Jefferson City, Mo. - Attorney General Chris Koster said today his office has reached a settlement with AstraZeneca Pharmaceuticals LP, in which Missouri will receive $8.9 million.  The agreement included the federal government and a number of states.  The settlement stems from allegations AstraZeneca engaged in an off-label marketing campaign that improperly promoted the antipsychotic drug, Seroquel. AstraZeneca will pay the states and the federal government a total of $520 million in damages and penalties to compensate Medicaid and various federal healthcare programs for harm suffered as a result of this conduct.

"This company unlawfully profited at the expense of taxpayers and people in need of our state's Medicaid services," Koster said.  "This settlement will make other companies think twice before resorting to such tactics."

Koster said Seroquel is one of a newer generation of antipsychotic medications (called atypical antipsychotics) used to treat certain psychological disorders. From January 1, 2001, through December 31, 2006, AstraZeneca promoted Seroquel for certain uses the Food and Drug Administration had not approved. The settlement resolves a government investigation into promotional activities undertaken by AstraZeneca that were directed to psychiatrists, primary care physicians, and other health care professionals for unapproved uses to treat medical conditions such as aggression, Alzheimer's disorder, anger management, anxiety, attention deficit hyperactivity disorder, dementia, and sleeplessness.
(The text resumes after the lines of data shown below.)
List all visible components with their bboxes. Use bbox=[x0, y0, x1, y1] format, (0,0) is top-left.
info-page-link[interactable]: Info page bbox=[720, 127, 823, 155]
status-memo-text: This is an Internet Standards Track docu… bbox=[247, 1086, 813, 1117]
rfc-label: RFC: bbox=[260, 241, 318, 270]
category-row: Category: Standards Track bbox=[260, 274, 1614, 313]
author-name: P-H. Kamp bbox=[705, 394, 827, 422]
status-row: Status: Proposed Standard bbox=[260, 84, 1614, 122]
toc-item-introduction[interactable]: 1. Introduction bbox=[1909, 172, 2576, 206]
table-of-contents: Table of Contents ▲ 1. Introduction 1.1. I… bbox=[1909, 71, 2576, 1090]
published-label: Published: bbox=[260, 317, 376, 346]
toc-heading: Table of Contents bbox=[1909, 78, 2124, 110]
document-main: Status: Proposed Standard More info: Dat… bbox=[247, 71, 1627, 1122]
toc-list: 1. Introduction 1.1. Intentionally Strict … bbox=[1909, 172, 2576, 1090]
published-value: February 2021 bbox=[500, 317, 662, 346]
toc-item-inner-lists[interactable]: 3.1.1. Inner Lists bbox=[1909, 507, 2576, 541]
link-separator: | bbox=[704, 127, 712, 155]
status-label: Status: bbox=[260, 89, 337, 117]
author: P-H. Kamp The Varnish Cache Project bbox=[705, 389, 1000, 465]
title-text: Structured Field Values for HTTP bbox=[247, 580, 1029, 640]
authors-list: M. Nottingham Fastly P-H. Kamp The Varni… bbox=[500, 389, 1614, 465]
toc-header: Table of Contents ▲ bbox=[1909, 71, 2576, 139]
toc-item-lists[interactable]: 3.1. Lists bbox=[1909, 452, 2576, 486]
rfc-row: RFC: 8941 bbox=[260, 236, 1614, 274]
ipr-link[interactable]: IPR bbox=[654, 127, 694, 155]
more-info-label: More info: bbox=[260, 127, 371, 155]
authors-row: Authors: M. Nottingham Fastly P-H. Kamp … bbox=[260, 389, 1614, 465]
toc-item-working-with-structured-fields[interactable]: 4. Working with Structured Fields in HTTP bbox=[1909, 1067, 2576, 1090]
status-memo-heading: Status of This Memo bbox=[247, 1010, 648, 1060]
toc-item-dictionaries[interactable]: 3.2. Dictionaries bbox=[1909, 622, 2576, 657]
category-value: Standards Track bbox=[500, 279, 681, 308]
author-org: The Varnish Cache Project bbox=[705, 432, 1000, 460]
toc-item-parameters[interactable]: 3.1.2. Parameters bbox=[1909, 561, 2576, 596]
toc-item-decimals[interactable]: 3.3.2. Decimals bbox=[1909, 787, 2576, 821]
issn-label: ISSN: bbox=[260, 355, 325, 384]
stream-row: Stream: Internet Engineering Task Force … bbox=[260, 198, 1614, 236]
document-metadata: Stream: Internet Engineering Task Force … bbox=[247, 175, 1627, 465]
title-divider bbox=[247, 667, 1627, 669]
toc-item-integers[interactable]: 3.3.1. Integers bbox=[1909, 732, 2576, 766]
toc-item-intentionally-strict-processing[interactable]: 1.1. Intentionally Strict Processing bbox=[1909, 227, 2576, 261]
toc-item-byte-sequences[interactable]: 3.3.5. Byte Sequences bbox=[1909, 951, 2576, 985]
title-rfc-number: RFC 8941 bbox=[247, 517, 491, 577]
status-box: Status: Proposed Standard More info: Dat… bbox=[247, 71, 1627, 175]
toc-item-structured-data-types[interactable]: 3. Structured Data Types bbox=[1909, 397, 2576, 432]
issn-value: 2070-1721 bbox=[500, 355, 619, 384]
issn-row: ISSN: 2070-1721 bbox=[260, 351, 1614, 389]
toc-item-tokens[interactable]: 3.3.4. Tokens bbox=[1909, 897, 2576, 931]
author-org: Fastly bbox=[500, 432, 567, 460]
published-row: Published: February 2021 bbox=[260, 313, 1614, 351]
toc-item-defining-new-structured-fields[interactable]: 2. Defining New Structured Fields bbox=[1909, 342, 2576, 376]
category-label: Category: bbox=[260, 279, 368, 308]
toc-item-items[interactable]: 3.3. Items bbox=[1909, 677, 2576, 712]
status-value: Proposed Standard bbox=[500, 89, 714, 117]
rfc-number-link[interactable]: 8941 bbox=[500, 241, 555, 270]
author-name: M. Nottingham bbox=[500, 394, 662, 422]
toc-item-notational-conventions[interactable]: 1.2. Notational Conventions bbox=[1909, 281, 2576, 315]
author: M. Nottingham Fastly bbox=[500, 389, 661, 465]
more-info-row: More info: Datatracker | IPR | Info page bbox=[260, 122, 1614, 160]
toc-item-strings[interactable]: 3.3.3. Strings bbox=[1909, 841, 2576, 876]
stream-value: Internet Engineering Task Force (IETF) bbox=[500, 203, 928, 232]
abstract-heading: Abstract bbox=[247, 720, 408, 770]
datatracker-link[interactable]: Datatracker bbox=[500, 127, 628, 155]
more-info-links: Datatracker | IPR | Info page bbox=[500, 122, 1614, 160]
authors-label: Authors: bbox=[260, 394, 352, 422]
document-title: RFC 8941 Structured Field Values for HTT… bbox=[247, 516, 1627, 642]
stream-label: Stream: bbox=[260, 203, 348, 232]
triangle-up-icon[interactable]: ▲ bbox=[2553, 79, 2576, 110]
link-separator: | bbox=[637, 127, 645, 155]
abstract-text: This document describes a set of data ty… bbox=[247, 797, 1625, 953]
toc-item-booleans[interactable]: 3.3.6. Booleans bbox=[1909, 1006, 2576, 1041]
In implementing its marketing campaign, AstraZeneca was also alleged to have made illegal payments to physicians, paying their way to travel to resort locations to "advise" AstraZeneca about marketing messages for unapproved uses, to serve as authors of articles written by AstraZeneca and its agents, and to conduct studies for unapproved uses of Seroquel.  The settlement resolves claims that, as a result of these promotional activities, AstraZeneca caused physicians to prescribe Seroquel for children, adolescents, and dementia patients in long-term care facilities, which are uses for which state Medicaid programs would not approve reimbursement.

As part of the settlement, AstraZeneca will enter into a Corporate Integrity Agreement with the United States Department of Health and Human Services, Office of the Inspector General, which will closely monitor the company's future marketing and sales practices.

This settlement is based on qui tam cases that were filed in the United States District Court for the Eastern District of Pennsylvania by relators - private parties who filed actions under state and federal false claims statutes.